The letter comes weeks after Fetterman checked himself into a hospital in Lancaster, Pennsylvania, on May 13 as he was on his way to a campaign event. He was found to have suffered a stroke and doctors used a thrombectomy, a procedure where doctors enter the body through the groin and wind catheters up to the clot, to address it. Fetterman won the Democratic Senate primary on May 17 while in the hospital and underwent a nearly three-hour surgery that same day to implant the defibrillator.

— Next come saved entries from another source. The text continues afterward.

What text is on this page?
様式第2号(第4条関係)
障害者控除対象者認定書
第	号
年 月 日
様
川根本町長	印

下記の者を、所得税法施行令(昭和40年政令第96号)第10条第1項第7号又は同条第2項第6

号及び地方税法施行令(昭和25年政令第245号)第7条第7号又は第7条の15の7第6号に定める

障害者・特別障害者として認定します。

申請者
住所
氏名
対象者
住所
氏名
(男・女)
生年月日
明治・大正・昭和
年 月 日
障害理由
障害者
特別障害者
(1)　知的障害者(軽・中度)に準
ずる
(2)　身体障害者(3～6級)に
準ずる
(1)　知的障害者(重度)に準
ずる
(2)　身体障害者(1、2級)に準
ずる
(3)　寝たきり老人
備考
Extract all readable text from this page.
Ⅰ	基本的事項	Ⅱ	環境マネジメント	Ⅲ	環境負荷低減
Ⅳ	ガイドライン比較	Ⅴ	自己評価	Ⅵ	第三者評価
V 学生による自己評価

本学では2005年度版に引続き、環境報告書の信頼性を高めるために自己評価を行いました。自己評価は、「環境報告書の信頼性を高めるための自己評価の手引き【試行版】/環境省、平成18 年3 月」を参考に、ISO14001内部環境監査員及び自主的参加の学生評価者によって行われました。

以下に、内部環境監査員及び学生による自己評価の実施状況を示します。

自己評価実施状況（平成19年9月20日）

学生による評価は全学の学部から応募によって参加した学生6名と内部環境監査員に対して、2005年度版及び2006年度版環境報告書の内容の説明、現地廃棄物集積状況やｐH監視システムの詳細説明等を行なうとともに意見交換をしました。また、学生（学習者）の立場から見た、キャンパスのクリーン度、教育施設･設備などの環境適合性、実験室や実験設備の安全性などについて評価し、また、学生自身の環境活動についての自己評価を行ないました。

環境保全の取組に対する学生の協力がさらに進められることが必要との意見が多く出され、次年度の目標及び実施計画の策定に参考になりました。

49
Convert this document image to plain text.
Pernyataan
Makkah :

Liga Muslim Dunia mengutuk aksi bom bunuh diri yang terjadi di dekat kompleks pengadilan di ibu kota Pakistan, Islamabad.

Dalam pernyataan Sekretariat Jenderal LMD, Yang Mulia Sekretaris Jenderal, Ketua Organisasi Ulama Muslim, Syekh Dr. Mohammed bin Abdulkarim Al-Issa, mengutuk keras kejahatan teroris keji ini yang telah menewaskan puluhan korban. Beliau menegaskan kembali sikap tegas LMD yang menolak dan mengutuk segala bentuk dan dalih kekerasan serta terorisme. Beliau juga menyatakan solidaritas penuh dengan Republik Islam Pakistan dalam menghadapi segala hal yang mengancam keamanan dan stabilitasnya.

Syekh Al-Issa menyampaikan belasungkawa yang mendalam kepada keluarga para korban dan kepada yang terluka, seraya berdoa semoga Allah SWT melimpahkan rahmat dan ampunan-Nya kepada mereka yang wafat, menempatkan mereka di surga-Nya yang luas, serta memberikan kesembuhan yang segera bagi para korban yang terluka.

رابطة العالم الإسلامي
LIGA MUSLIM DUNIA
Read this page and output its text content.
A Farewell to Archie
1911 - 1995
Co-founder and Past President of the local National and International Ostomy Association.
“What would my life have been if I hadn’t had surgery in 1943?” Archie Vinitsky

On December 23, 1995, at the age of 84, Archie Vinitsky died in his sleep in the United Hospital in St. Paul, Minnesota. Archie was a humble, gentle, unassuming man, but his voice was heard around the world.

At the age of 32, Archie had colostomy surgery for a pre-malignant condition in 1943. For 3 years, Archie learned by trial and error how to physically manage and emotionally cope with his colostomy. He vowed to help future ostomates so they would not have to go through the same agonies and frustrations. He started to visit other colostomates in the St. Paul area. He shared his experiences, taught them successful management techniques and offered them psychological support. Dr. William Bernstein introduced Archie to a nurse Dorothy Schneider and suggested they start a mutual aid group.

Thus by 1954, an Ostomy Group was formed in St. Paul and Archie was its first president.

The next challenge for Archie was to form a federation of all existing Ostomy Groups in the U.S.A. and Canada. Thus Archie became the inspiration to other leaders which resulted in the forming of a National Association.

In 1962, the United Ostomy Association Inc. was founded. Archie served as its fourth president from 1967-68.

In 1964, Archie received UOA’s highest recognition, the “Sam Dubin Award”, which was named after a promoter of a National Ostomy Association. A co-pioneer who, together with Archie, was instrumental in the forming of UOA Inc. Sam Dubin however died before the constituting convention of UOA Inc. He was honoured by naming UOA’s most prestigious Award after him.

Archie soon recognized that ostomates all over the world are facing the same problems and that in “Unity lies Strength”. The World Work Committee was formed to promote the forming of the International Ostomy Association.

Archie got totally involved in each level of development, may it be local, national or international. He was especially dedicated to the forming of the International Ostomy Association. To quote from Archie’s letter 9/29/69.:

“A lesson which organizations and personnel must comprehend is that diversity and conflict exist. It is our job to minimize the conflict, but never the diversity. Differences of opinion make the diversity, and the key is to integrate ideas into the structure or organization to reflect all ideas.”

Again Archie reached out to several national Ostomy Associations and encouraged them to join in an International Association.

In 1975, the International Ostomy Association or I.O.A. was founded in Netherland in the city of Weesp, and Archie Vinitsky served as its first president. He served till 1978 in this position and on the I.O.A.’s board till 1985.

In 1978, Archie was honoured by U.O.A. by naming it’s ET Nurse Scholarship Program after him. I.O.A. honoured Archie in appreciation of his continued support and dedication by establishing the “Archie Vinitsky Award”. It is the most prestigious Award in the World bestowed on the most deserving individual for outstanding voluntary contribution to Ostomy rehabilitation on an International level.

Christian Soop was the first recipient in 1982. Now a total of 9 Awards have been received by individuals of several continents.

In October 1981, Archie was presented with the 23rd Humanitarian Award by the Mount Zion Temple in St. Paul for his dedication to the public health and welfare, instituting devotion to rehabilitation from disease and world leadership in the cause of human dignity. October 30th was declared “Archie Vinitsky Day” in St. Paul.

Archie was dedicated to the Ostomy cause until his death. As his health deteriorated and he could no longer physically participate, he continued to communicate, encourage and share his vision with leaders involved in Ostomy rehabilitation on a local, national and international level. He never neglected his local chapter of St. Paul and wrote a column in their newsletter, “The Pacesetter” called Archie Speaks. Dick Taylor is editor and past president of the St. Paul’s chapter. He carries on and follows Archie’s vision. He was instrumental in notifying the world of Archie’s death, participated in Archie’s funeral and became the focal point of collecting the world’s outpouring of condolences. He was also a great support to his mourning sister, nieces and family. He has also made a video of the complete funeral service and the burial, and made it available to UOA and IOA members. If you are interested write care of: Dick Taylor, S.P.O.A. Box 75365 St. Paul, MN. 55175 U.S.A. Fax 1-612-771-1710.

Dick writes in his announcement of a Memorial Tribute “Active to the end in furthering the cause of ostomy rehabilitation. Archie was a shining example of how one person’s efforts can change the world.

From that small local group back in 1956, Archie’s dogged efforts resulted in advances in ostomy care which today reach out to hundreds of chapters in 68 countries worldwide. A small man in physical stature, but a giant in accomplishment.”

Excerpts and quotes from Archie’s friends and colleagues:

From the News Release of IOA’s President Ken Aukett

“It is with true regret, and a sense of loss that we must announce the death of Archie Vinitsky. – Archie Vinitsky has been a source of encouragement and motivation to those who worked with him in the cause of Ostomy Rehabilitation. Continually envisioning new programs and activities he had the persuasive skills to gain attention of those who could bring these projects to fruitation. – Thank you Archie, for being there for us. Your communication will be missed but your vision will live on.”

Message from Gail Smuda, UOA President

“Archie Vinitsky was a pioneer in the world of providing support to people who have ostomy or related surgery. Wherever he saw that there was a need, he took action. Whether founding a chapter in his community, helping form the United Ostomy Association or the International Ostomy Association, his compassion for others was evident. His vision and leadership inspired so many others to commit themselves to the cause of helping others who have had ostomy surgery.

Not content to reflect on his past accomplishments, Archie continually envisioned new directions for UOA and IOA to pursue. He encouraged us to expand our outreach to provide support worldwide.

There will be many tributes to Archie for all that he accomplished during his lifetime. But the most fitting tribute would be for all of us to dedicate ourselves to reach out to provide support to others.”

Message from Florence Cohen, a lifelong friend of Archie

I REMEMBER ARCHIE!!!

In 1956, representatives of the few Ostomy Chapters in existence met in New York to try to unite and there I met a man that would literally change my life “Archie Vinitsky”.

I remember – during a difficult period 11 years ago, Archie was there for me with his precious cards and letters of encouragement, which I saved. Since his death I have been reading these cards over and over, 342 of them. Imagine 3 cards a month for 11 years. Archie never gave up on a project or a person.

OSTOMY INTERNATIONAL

He was released from the hospital on May 22 after a nine-day stay.
Fetterman, in a statement released in conjunction with Chandra’s letter, acknowledged that he “should have taken my health more seriously.”
“The stroke I suffered on May 13 didn’t come out of nowhere. Like so many others, and so many men in particular, I avoided going to the doctor, even though I knew I didn’t feel well. As a result, I almost died,” he said. “I want to encourage others to not make the same mistake.”
Fetterman said he “didn’t follow up” because he thought “losing weight and exercising would be enough” to address his heart issues. He admits he was wrong, saying that the stroke he suffered was “completely preventable” and that his doctors have told him that if he had “continued taking the blood thinners, I never would have had a stroke.”
“It’s not something I’m proud of, but it is something I hope that others can learn from,” he said. “So please: listen to your body, and be aware of the signs. Because ignoring them — and avoiding the doctor because you might not like what they have to tell you — could cost you your life.”
Fetterman said that his doctors have instructed him “to rest, eat healthy, exercise, and focus on my recovery” and, because of that, it will “take some more time to get back on the campaign trail like I was in the lead-up to the primary.”
“It’s frustrating — all the more so because this is my own fault — but bear with me, I need a little more time. I’m not quite back to 100% yet, but I’m getting closer every day,” he said. “This race is so important for Pennsylvania and for the country. I’m going to be ready for it, and I can’t wait to get back on the trail.”
Fetterman had previously said that the stroke was “caused by a clot from my heart being in an A-fib rhythm for too long” and that his doctors were “able to quickly and completely remove the clot, reversing the stroke, they got my heart under control as well.” Fetterman also said his doctors had told him he didn’t suffer “any cognitive damage” and that he is “well on my way to a full recovery.”
After that statement, Fetterman’s campaign announced he had undergone the “standard procedure to implant a pacemaker with a defibrillator” and his wife, Gisele, told CNN on May 18 that the new implant would “make sure it’s the strongest heart possible” after it was “weakened” by his irregular rhythm.
Fetterman was the favorite to win Pennsylvania’s Democratic Senate nomination months before he suffered the stroke. And the stint in the hospital didn’t dim those chances: Fetterman, from his hospital bed, easily defeated US Rep. Conor Lamb in the commonwealth’s Democratic Senate primary.
Days after the primary, Fetterman announced he was leaving the hospital and “feeling great,” but would “continue to rest and recover” so that he could “go full speed soon” and win in November.
The lieutenant governor has not held a public event since May 12.
Fetterman’s race will be one of the most closely watched Senate contests in the country, with control of the evenly divided Senate hanging in the balance. The Democrat will face the winner of the GOP primary; the race between celebrity doctor Mehmet Oz and former hedge fund executive Dave McCormick has gone to a recount.